Years ago, a friend phoned to tell me of his spiritual experience. I wrote him the following letter. I’ve removed identifying details, made it more general, and this could be considered an open letter to any friend who seeks spiritual experiences.
I wanted to write and thank you for calling me. As you could probably tell from our conversation, I have concerns about what you have experienced. I want you to know, however, that I am thankful for your desire to know God more fully and serve Him.
As I told you, I do not doubt the truth of your experience, but we must test the spirits whether they are of God. Satan can appear as an angel of light, so the fact that you had wonderful feelings does not prove this is of God. God’s Spirit even brings “negative” feelings, when He is dealing with things that need be corrected in our life. Satan, on the other hand, is an expert at making people feel good about things that are not good at all.
In testing the spirits, the only truly reliable test is Scripture. In light of that, there are several things you should consider:
- Does the Scripture describe other people having the experience you had? In some cases it may be that those who were possessed by evil spirits would have had their bodies respond in this way, but there is nothing like this which is attributed to the Holy Spirit.

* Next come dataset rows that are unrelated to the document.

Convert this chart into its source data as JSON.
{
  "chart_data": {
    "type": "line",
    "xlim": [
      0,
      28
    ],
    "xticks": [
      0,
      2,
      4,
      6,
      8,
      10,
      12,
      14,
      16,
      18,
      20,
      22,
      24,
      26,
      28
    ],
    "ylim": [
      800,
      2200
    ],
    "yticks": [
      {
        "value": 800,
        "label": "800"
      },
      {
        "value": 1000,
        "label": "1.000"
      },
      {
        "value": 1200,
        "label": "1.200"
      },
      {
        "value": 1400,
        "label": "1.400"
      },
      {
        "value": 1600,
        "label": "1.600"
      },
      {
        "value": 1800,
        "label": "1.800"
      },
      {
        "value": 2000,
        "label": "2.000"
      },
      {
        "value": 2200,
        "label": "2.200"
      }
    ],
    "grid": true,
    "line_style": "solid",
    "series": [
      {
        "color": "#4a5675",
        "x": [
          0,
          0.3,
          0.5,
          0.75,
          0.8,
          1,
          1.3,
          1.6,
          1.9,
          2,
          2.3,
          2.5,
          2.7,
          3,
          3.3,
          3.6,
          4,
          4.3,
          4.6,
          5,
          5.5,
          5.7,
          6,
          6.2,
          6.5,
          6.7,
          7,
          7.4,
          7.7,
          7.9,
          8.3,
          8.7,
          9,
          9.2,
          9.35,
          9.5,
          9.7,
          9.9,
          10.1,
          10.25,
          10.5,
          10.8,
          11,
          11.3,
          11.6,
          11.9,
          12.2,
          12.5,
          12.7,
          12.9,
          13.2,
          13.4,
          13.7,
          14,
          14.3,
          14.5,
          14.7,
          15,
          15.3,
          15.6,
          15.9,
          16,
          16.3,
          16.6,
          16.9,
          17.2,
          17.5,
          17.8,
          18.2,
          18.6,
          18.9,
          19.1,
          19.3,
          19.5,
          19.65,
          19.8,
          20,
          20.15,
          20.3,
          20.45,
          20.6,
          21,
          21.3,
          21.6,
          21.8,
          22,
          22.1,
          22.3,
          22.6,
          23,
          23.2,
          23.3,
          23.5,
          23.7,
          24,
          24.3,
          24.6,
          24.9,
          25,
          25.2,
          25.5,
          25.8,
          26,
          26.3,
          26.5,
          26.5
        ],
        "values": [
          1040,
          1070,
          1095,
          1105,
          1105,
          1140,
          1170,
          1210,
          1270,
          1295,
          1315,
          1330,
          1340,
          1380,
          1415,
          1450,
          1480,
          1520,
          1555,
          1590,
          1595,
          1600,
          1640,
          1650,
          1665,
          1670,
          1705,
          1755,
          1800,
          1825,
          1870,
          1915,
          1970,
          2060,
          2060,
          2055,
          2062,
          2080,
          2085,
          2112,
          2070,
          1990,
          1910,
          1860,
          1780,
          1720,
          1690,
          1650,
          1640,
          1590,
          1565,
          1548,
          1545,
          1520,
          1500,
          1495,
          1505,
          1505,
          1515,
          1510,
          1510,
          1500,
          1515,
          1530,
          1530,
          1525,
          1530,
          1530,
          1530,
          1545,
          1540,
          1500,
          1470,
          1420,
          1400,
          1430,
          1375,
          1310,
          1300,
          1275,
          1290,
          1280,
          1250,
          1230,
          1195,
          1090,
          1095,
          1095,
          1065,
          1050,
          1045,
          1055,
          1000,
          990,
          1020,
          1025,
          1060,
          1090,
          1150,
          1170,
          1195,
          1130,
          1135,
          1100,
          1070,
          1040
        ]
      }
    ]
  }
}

- Ephesians 4:8-12 teaches that the gifts of the Spirit are for the purpose of helping others in the body of Christ. I do not understand how uncontrolled laughing, having your legs moving as if you were bicycling up a hill, or rolling on the floor brings edification to others. How does this help others to obey or love the Lord more? I’m not trying to be rude, I just don’t see this at all.
- I Corinthians 14:23 teaches that the Biblical use of spiritual gifts will not result in activity which would appear insane to an unbeliever if he comes in.
- I Corinthians 14:40 says all things are to be done decently and in order. The exact definition of “decently and in order” is not given, but it seems very difficult to see the experience you described as orderly.
There is one other thing I would like you to consider. You prayed for a spiritual experience. God does not tell us to seek experiences, so this prayer was not truly in the name of Jesus. You can’t pray something in His name which He hasn’t told you to pray — that becomes your own prayer in your own name. God tells us, instead of seeking experiences, to love, trust, and obey Him.
If we seek an experience which God does not tell us to seek, Satan will be happy to provide one. The experience itself may not damage us. However, by simply convincing us that the experience is good, he turns our focus away from trusting, loving, obeying, and serving, to seeking a repeat of the experience, and new experiences. We can become experience-addicted, ever pursuing new and more exciting experiences. A spiritual experience can be a good thing, but to seek spiritual experiences is very dangerous.
I have grown to love you as a Christian brother, and I pray you will grow strong in truth. I do not want to discourage you, but to warn you from a path of self-focused experience seeking, and to urge you to carefully examine whether all that seems to be of God really is. I pray your focus will be to know and glorify God through loving obedience and service.